Red Bull
Red Bull verkauft kein Getränk, es verkauft eine Identität, und das zu einem Preis, der weit über dem Inhalt der Dose liegt.
Red Bull wurde 1987 von Dietrich Mateschitz und dem Thailänder Chaleo Yoovidhya auf Basis des asiatischen Energydrinks Krating Daeng gegründet. Das österreichische Unternehmen ist heute der meistverkaufte Energydrink der Welt, mit über 12 Milliarden verkauften Dosen pro Jahr. Die Marke ist privat gehalten, nicht börsennotiert, und damit finanziell so transparent wie ein Kühlschrankmagnet.

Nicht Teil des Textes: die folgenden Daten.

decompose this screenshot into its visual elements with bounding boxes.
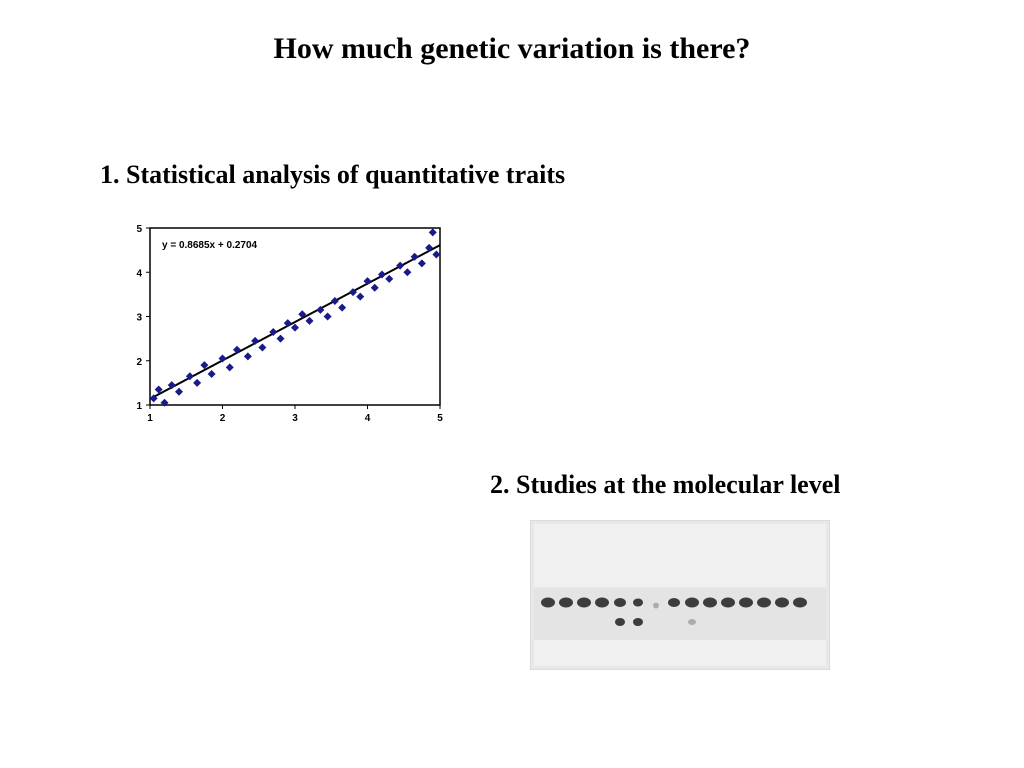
section2-heading: 2. Studies at the molecular level [490, 470, 840, 500]
svg-text:5: 5 [136, 224, 142, 235]
svg-text:2: 2 [220, 413, 226, 424]
svg-text:3: 3 [136, 313, 142, 324]
svg-text:1: 1 [147, 413, 153, 424]
svg-text:5: 5 [437, 413, 443, 424]
svg-text:4: 4 [365, 413, 371, 424]
page-title: How much genetic variation is there? [0, 32, 1024, 66]
svg-text:1: 1 [136, 401, 142, 412]
section1-heading: 1. Statistical analysis of quantitative … [100, 160, 565, 190]
scatter-chart: 1 2 3 4 5 1 2 3 4 5 y = 0.8685x + 0.2704 [115, 220, 445, 430]
svg-text:y = 0.8685x + 0.2704: y = 0.8685x + 0.2704 [162, 240, 258, 251]
svg-text:3: 3 [292, 413, 298, 424]
gel-electrophoresis-image [530, 520, 830, 670]
svg-text:2: 2 [136, 357, 142, 368]
svg-text:4: 4 [136, 268, 142, 279]
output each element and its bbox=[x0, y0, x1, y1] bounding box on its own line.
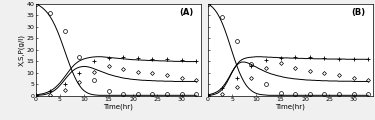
Y-axis label: X,S,P(g/l): X,S,P(g/l) bbox=[19, 34, 25, 66]
X-axis label: Time(hr): Time(hr) bbox=[104, 103, 133, 110]
X-axis label: Time(hr): Time(hr) bbox=[276, 103, 305, 110]
Text: (A): (A) bbox=[180, 8, 194, 17]
Text: (B): (B) bbox=[352, 8, 366, 17]
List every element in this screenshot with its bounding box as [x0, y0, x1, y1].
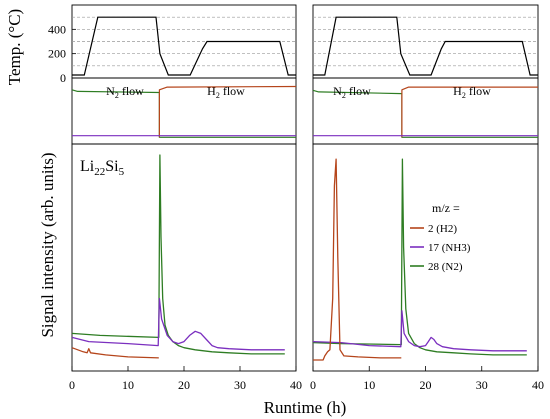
sample-annotation: Li22Si5 — [80, 158, 125, 178]
flow-series-line — [401, 86, 538, 138]
left-temperature-panel: 0 200 400 — [48, 4, 297, 85]
right-flow-panel: N2 flow H2 flow — [312, 77, 539, 145]
x-tick-label: 0 — [310, 378, 316, 392]
right-signal-panel: 0 10 20 30 40 m/z = 2 (H2) 17 (NH3) 28 (N2) — [310, 143, 544, 392]
signal-series-line — [71, 297, 285, 351]
y-tick-label: 0 — [60, 71, 66, 85]
legend-label: 2 (H2) — [428, 223, 457, 235]
right-flow-lines — [312, 86, 538, 138]
runtime-axis-label: Runtime (h) — [264, 398, 347, 417]
right-x-ticks: 0 10 20 30 40 — [310, 366, 544, 392]
legend: m/z = 2 (H2) 17 (NH3) 28 (N2) — [410, 201, 471, 273]
left-signal-lines — [71, 154, 285, 359]
signal-axis-label: Signal intensity (arb. units) — [38, 152, 57, 337]
left-flow-n2-label: N2 flow — [106, 84, 144, 100]
left-x-ticks: 0 10 20 30 40 — [69, 366, 302, 392]
right-signal-lines — [312, 158, 527, 361]
signal-series-line — [313, 158, 402, 361]
x-tick-label: 30 — [234, 378, 246, 392]
left-flow-lines — [71, 85, 297, 138]
y-tick-label: 200 — [48, 47, 66, 61]
x-tick-label: 10 — [363, 378, 375, 392]
left-signal-panel: 0 10 20 30 40 Li22Si5 — [69, 143, 302, 392]
right-flow-h2-label: H2 flow — [453, 84, 491, 100]
x-tick-label: 40 — [532, 378, 544, 392]
legend-title: m/z = — [432, 201, 460, 215]
left-temperature-line — [72, 16, 296, 76]
legend-label: 17 (NH3) — [428, 242, 471, 254]
temp-axis-label: Temp. (°C) — [5, 9, 24, 85]
right-flow-n2-label: N2 flow — [333, 84, 371, 100]
left-flow-panel: N2 flow H2 flow — [71, 77, 297, 145]
right-temperature-line — [313, 16, 538, 76]
right-temperature-grid — [313, 16, 538, 67]
legend-items: 2 (H2) 17 (NH3) 28 (N2) — [410, 223, 471, 273]
legend-label: 28 (N2) — [428, 261, 463, 273]
y-tick-label: 400 — [48, 22, 66, 36]
x-tick-label: 20 — [420, 378, 432, 392]
right-temperature-panel — [312, 4, 539, 79]
x-tick-label: 10 — [122, 378, 134, 392]
right-signal-frame — [312, 143, 539, 372]
left-temperature-yticks: 0 200 400 — [48, 22, 76, 85]
signal-series-line — [312, 310, 527, 352]
left-flow-h2-label: H2 flow — [207, 84, 245, 100]
x-tick-label: 30 — [476, 378, 488, 392]
x-tick-label: 0 — [69, 378, 75, 392]
signal-series-line — [312, 158, 527, 356]
signal-series-line — [71, 347, 159, 359]
signal-series-line — [71, 154, 285, 355]
left-signal-frame — [71, 143, 297, 372]
flow-series-line — [158, 85, 297, 138]
x-tick-label: 20 — [178, 378, 190, 392]
x-tick-label: 40 — [290, 378, 302, 392]
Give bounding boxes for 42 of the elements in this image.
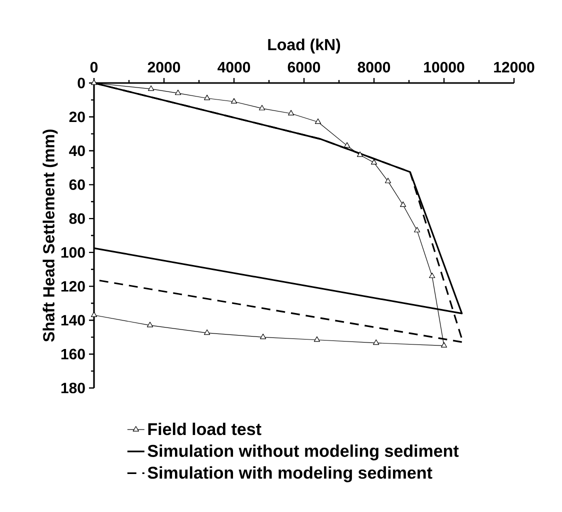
x-tick-label: 2000 [148,62,180,72]
point [373,339,380,345]
point [204,94,210,100]
legend-label: Field load test [148,422,262,436]
y-tick-label: 120 [61,281,85,292]
y-tick-label: 160 [61,348,85,360]
y-axis-title: Shaft Head Settlement (mm) [42,130,58,342]
point [356,152,364,157]
point [400,202,406,207]
point [174,90,182,96]
point [230,98,238,104]
point [440,342,448,348]
point [429,272,436,278]
point [414,226,420,232]
y-tick-label: 0 [78,78,85,88]
x-tick-label: 12000 [494,62,534,72]
point [204,329,210,335]
y-tick-label: 80 [69,213,85,224]
y-tick-label: 40 [69,145,85,156]
point [314,336,320,342]
x-tick-label: 0 [90,62,98,72]
x-tick-label: 6000 [288,62,320,72]
legend-label: Simulation with modeling sediment [148,466,432,482]
point [344,142,350,148]
y-tick-label: 60 [69,179,85,190]
point [314,118,322,124]
x-axis-title: Load (kN) [268,38,340,54]
point [260,334,266,340]
x-tick-label: 4000 [218,62,250,72]
y-tick-label: 100 [61,247,85,258]
legend-label: Simulation without modeling sediment [148,444,459,460]
x-tick-label: 10000 [424,62,464,72]
point [370,159,378,165]
point [258,104,266,110]
point [146,322,154,328]
point [288,110,294,116]
point [384,178,392,184]
y-tick-label: 140 [61,314,85,326]
y-tick-label: 20 [69,112,85,122]
y-tick-label: 180 [61,382,85,394]
point [148,85,154,91]
x-tick-label: 8000 [358,62,390,72]
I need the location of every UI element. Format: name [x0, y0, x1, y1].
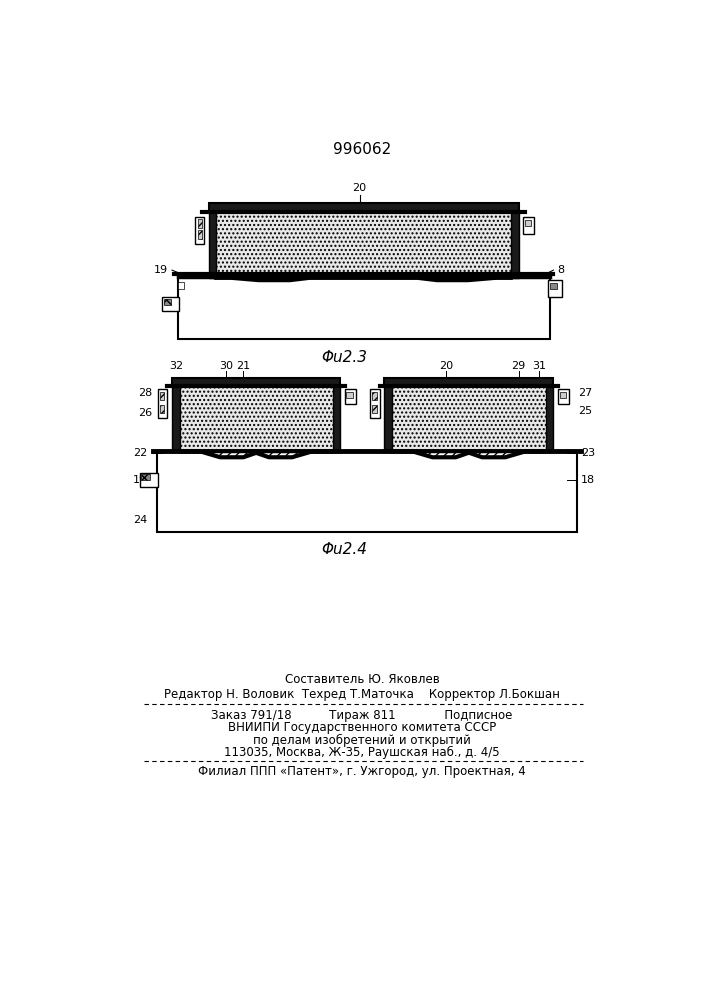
Text: 19: 19 [154, 265, 168, 275]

Genau das macht Red Bull für Konsumenten und Kritiker gleichermaßen faszinierend: Man weiß, was drin ist (Koffein, Taurin, Zucker, B-Vitamine), aber was das Unternehmen wirklich verdient, wie die Eigentümerstruktur aussieht und wer die Fäden zieht, bleibt offiziell nebulös. Fragen zu Gesundheit, Preis und Besitzverhältnissen dominieren deshalb die Suchanfragen.
Seit dem Tod von Dietrich Mateschitz im Oktober 2022 ist auch die Nachfolge ein heißes Thema. Sein Sohn Mark Mateschitz hat das Erbe angetreten, und damit eines der wertvollsten privaten Unternehmensimperien Europas. Die Marke steht unter Dauerbeschuss: von Gesundheitsbehörden, Verbraucherschützern und Gerichten, und hält trotzdem jede Menge Marktmacht.
Red Bull ist längst mehr als ein Getränk: Es ist Sponsor von Formel-1-Teams, Fußballklubs (RB Leipzig, Red Bull Salzburg), Extremsportevents und einem eigenen Medienuniversum. Das Marketingbudget verschlingt rund ein Drittel des Umsatzes, ein Verhältnis, das erklärt, warum die Dose so viel kostet und trotzdem so wenig im Glas ist.